Heroin Addiction At Epidemic Levels

Heroin Addiction At Epidemic Levels

Heroin addiction is running rampant across the U.S. at an epidemic rate. With deaths related to heroin quadrupling in just over ten years. According to the CDC heroin deaths have grown by 286% between 2002 and 2013. The rising problem seems to be connected to prescription painkiller addiction, as the CDC results show that those who are addicted to opioid painkillers are forty-times more likely to find themselves dealing with a heroin addiction.

Alcohol addicts are also more likely than those who do not to turn to heroin, at a twice as likely rate compared to their sober counterparts.

Regardless of the attempts to stop the drug use in the U.S. the numbers are soaring, across all different types of people. Those groups with normally low rates of heroin use are seeing increasing use.

The addiction to opioid painkillers makes for an easy transition and for many is about affordability, where heroin is significantly less expensive than buying painkillers on the street. With the largest percentage of the users being those under the poverty line it is easy to see how the cost can play into an increased usage.

The Baltimore Health Department stated that there as a large increase in deaths related to heroin reaching 178% with 39 deaths.
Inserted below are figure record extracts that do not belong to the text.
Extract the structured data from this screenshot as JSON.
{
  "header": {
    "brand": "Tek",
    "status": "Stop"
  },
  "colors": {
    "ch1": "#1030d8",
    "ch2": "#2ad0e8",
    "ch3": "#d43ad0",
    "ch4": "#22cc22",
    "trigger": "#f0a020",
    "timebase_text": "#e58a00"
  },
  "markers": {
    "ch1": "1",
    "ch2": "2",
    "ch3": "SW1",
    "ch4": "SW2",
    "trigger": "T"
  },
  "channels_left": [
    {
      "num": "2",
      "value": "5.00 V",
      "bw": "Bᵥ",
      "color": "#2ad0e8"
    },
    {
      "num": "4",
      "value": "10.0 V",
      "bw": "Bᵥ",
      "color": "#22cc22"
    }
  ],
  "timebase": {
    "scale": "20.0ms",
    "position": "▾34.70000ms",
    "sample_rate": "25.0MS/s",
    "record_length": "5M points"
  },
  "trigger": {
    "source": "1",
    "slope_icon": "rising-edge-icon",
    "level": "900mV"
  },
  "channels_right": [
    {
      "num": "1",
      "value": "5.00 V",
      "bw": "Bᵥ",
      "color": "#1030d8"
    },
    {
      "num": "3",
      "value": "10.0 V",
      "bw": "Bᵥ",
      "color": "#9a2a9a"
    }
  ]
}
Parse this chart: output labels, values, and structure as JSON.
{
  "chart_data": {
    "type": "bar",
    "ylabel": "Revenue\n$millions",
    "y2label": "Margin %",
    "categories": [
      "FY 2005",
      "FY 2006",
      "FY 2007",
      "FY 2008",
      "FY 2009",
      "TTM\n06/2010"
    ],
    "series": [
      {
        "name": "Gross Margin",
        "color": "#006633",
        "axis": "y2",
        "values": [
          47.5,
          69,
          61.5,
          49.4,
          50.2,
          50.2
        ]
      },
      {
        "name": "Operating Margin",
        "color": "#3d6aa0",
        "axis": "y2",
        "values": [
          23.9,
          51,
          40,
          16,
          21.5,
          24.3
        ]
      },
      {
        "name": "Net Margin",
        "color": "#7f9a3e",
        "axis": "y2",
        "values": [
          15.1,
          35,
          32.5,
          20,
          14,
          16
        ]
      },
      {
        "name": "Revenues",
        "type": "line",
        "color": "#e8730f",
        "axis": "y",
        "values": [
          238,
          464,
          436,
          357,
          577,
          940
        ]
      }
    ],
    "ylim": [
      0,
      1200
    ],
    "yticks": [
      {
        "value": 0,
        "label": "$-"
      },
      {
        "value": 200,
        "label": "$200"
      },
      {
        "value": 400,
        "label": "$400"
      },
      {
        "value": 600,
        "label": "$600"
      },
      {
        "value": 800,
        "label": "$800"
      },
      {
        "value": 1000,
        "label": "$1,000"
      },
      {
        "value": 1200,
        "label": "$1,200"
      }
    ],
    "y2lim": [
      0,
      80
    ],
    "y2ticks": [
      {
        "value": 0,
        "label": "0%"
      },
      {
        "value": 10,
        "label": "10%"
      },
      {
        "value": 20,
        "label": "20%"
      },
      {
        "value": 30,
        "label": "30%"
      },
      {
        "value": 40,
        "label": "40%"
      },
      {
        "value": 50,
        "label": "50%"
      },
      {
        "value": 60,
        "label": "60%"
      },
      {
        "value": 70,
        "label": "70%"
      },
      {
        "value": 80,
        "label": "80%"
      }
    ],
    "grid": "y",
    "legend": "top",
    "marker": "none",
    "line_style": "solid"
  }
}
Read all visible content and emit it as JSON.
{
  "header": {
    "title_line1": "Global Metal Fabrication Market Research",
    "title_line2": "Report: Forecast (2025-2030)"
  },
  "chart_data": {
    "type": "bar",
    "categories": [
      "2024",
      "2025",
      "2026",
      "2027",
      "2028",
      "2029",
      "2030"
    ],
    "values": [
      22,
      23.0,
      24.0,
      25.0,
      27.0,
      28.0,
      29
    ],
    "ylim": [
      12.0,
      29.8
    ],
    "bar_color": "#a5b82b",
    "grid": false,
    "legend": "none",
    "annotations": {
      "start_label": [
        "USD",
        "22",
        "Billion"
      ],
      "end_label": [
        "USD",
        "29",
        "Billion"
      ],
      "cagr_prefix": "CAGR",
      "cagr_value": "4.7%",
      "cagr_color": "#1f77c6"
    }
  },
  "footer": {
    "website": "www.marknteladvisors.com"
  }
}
In Baltimore one of the leading causes of increased deaths is due to the fact that heroin is being laced with fentanyl, an opioid ithat is much stronger than morphine.

Along with asking that addicts get treatment the health department is encouraging users to be safer while using. For example reminding people that if they are using they should not use alone, and encouraging users to carry Naloxoen, the antidote to be used in case of an overdose.  Baltimore residents can attend overdose training, that will include being given a kit with Naloxone.

Heroin has moved out of the urban sprawl and into the suburban and less populate suburbs. The answer to dealing with this epidemic level problem lies in offering more treatment. Women, and young families are particularly lacking when it comes to treatments that are suited to their needs. Women have special needs when it comes to drug addiction and this needs to be considered when plans are made to improve treatment options.

Another stopping point for many is the stigma associated with drug addiction, rather than seeking help people tend to hide their dependency. Many opioid-addicts need a medical support while trying to quit, like a methadone program to free themselves from the drug. Women especially do better in a medically assisted program.